Growing up in a communist and post-communist Hungary, with parents who could rarely travel under very limited conditions, I always knew that I won't be living in the country for all my life. With the collapse of communism, there was a cultural shift and for better or worse that made it possible for one to be truly open for another culture.
I was 16 years old when a friend of my mother, the head of one of the first model agencies in the country, asked me to represent the country on a modeling competition. I came back from the contest winning a 3 year contract, requiring me to move to France. After many sleepless nights me and my parents decided that it was too early, I had to finish school, and declined the offer. Nevertheless, this was a confirmation for something that I longed to so much it could be a real possibility one day. I went back to school, passed my language exams in English and Japanese, and focused on my final exams.
Graduating high school, once again, I was contacted by a modeling agency to travel and work abroad. This time I had no ties to keep me back. I left home with a luggage and was working and on the go for the next 4 years. I lived in New York, Paris, London, Milan, Tokyo and Sydney, and have traveled extensively around the globe. I met interesting people and I was independent in so many ways one can hardly imagine. I loved the mash of cultures, and for the most part I flourished. But modeling is a very lonely profession and I had no channels to share my experiences. I also missed working towards goals, being challenged intellectually. I found a small, but very international liberal arts university in Paris with like-minded nomadic souls. Being back to an academic setting I felt finally at peace.
I worked in fashion for 7 years by the time I graduated when I realized that it may not be only a tool to travel and choose my education, but to better understand consumers. Customs, mindsets, mainstream and subcultures across the world can differ but our souls are very similar. To me, it was only after graduating from college that I fully appreciated the world being my oyster. Only then I drew parallels, made connections between what I have seen before and the deeper meaning of it, that finally led me to New York, studying branding, the ultimate intersection of those.

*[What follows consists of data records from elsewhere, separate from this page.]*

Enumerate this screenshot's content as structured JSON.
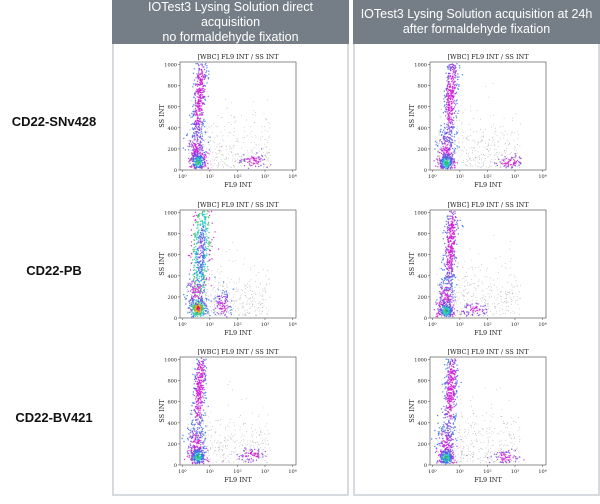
{
  "columns": [
    {
      "line1": "IOTest3 Lysing Solution direct acquisition",
      "line2": "no formaldehyde fixation"
    },
    {
      "line1": "IOTest3 Lysing Solution acquisition at 24h",
      "line2": "after formaldehyde fixation"
    }
  ],
  "rows": [
    {
      "label": "CD22-SNv428"
    },
    {
      "label": "CD22-PB"
    },
    {
      "label": "CD22-BV421"
    }
  ],
  "plot": {
    "title": "[WBC] FL9 INT / SS INT",
    "xlabel": "FL9 INT",
    "ylabel": "SS INT",
    "yticks": [
      "0",
      "200",
      "400",
      "600",
      "800",
      "1000"
    ],
    "xticks": [
      "10⁰",
      "10¹",
      "10²",
      "10³",
      "10⁴"
    ]
  },
  "colors": {
    "header_bg": "#757e86",
    "panel_border": "#d7dade",
    "magenta": "#d21ad6",
    "purple": "#8a3ae0",
    "blue": "#3a6de8",
    "cyan": "#20c8c0",
    "green": "#30c060",
    "gray_dot": "#8c8c8c"
  },
  "chart_data": [
    {
      "type": "scatter",
      "row": "CD22-SNv428",
      "column": "direct acquisition",
      "title": "[WBC] FL9 INT / SS INT",
      "xlabel": "FL9 INT",
      "ylabel": "SS INT",
      "xscale": "log",
      "xlim": [
        1,
        100000
      ],
      "ylim": [
        0,
        1024
      ],
      "populations": [
        {
          "center_x": 6,
          "center_y": 80,
          "spread": "dense core"
        },
        {
          "center_x": 7,
          "center_y": 700,
          "spread": "vertical streak"
        },
        {
          "center_x": 5,
          "center_y": 230,
          "spread": "medium"
        },
        {
          "center_x": 1500,
          "center_y": 90,
          "spread": "small"
        }
      ]
    },
    {
      "type": "scatter",
      "row": "CD22-SNv428",
      "column": "acquisition at 24h",
      "title": "[WBC] FL9 INT / SS INT",
      "xlabel": "FL9 INT",
      "ylabel": "SS INT",
      "xscale": "log",
      "xlim": [
        1,
        100000
      ],
      "ylim": [
        0,
        1024
      ],
      "populations": [
        {
          "center_x": 5,
          "center_y": 70,
          "spread": "dense core"
        },
        {
          "center_x": 8,
          "center_y": 700,
          "spread": "vertical streak"
        },
        {
          "center_x": 5,
          "center_y": 220,
          "spread": "medium"
        },
        {
          "center_x": 2500,
          "center_y": 70,
          "spread": "small"
        }
      ]
    },
    {
      "type": "scatter",
      "row": "CD22-PB",
      "column": "direct acquisition",
      "title": "[WBC] FL9 INT / SS INT",
      "xlabel": "FL9 INT",
      "ylabel": "SS INT",
      "xscale": "log",
      "xlim": [
        1,
        100000
      ],
      "ylim": [
        0,
        1024
      ],
      "populations": [
        {
          "center_x": 6,
          "center_y": 90,
          "spread": "dense core"
        },
        {
          "center_x": 8,
          "center_y": 650,
          "spread": "broad vertical band"
        },
        {
          "center_x": 5,
          "center_y": 250,
          "spread": "medium"
        },
        {
          "center_x": 70,
          "center_y": 110,
          "spread": "medium"
        }
      ]
    },
    {
      "type": "scatter",
      "row": "CD22-PB",
      "column": "acquisition at 24h",
      "title": "[WBC] FL9 INT / SS INT",
      "xlabel": "FL9 INT",
      "ylabel": "SS INT",
      "xscale": "log",
      "xlim": [
        1,
        100000
      ],
      "ylim": [
        0,
        1024
      ],
      "populations": [
        {
          "center_x": 5,
          "center_y": 70,
          "spread": "dense core"
        },
        {
          "center_x": 8,
          "center_y": 700,
          "spread": "vertical streak"
        },
        {
          "center_x": 5,
          "center_y": 230,
          "spread": "medium"
        },
        {
          "center_x": 80,
          "center_y": 80,
          "spread": "small"
        }
      ]
    },
    {
      "type": "scatter",
      "row": "CD22-BV421",
      "column": "direct acquisition",
      "title": "[WBC] FL9 INT / SS INT",
      "xlabel": "FL9 INT",
      "ylabel": "SS INT",
      "xscale": "log",
      "xlim": [
        1,
        100000
      ],
      "ylim": [
        0,
        1024
      ],
      "populations": [
        {
          "center_x": 6,
          "center_y": 80,
          "spread": "dense core"
        },
        {
          "center_x": 7,
          "center_y": 720,
          "spread": "vertical streak"
        },
        {
          "center_x": 5,
          "center_y": 230,
          "spread": "medium"
        },
        {
          "center_x": 1200,
          "center_y": 90,
          "spread": "small"
        }
      ]
    },
    {
      "type": "scatter",
      "row": "CD22-BV421",
      "column": "acquisition at 24h",
      "title": "[WBC] FL9 INT / SS INT",
      "xlabel": "FL9 INT",
      "ylabel": "SS INT",
      "xscale": "log",
      "xlim": [
        1,
        100000
      ],
      "ylim": [
        0,
        1024
      ],
      "populations": [
        {
          "center_x": 5,
          "center_y": 70,
          "spread": "dense core"
        },
        {
          "center_x": 8,
          "center_y": 700,
          "spread": "vertical streak"
        },
        {
          "center_x": 5,
          "center_y": 220,
          "spread": "medium"
        },
        {
          "center_x": 2000,
          "center_y": 70,
          "spread": "small"
        }
      ]
    }
  ]
}
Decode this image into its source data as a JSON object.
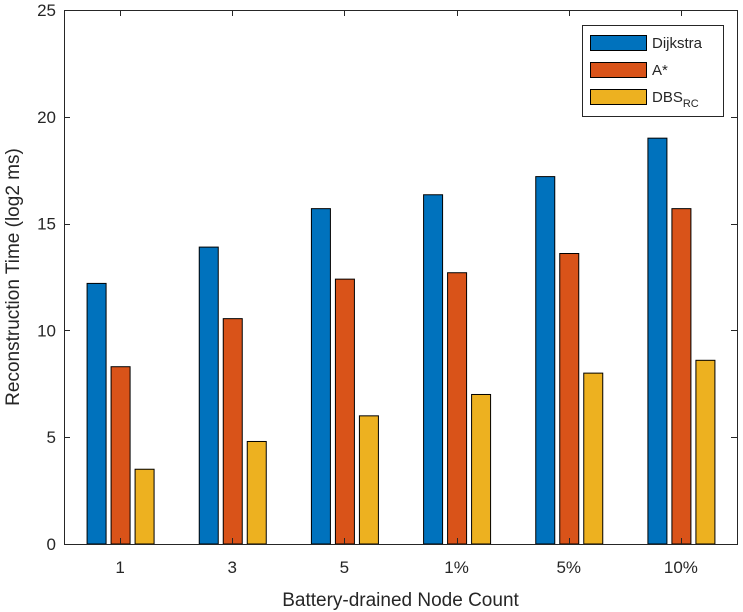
{
  "chart_data": {
    "type": "bar",
    "title": "",
    "xlabel": "Battery-drained Node Count",
    "ylabel": "Reconstruction Time (log2 ms)",
    "categories": [
      "1",
      "3",
      "5",
      "1%",
      "5%",
      "10%"
    ],
    "ylim": [
      0,
      25
    ],
    "yticks": [
      0,
      5,
      10,
      15,
      20,
      25
    ],
    "grid": false,
    "legend_position": "top-right",
    "series": [
      {
        "name": "Dijkstra",
        "color": "#0072BD",
        "values": [
          12.2,
          13.9,
          15.7,
          16.35,
          17.2,
          19.0
        ]
      },
      {
        "name": "A*",
        "color": "#D95319",
        "values": [
          8.3,
          10.55,
          12.4,
          12.7,
          13.6,
          15.7
        ]
      },
      {
        "name": "DBS",
        "name_subscript": "RC",
        "color": "#EDB120",
        "values": [
          3.5,
          4.8,
          6.0,
          7.0,
          8.0,
          8.6
        ]
      }
    ]
  }
}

The last decade had certainly made me tougher. In Eastern Europe people show more vulnerability, naturally. In the West, I feel we just learn the importance of showing fragility. To me it was, and sometimes still is, the most difficult thing to conform. I also miss the simplicity of home. Home-made food, abundances of books walking into any home, the firmness of a hug. Going back now, however, is not a route for me. I changed, I adapted to the West. It made me tougher, yet hopeful. Hopeful that I can work towards a better future for which the lens of viability is not the immediate return.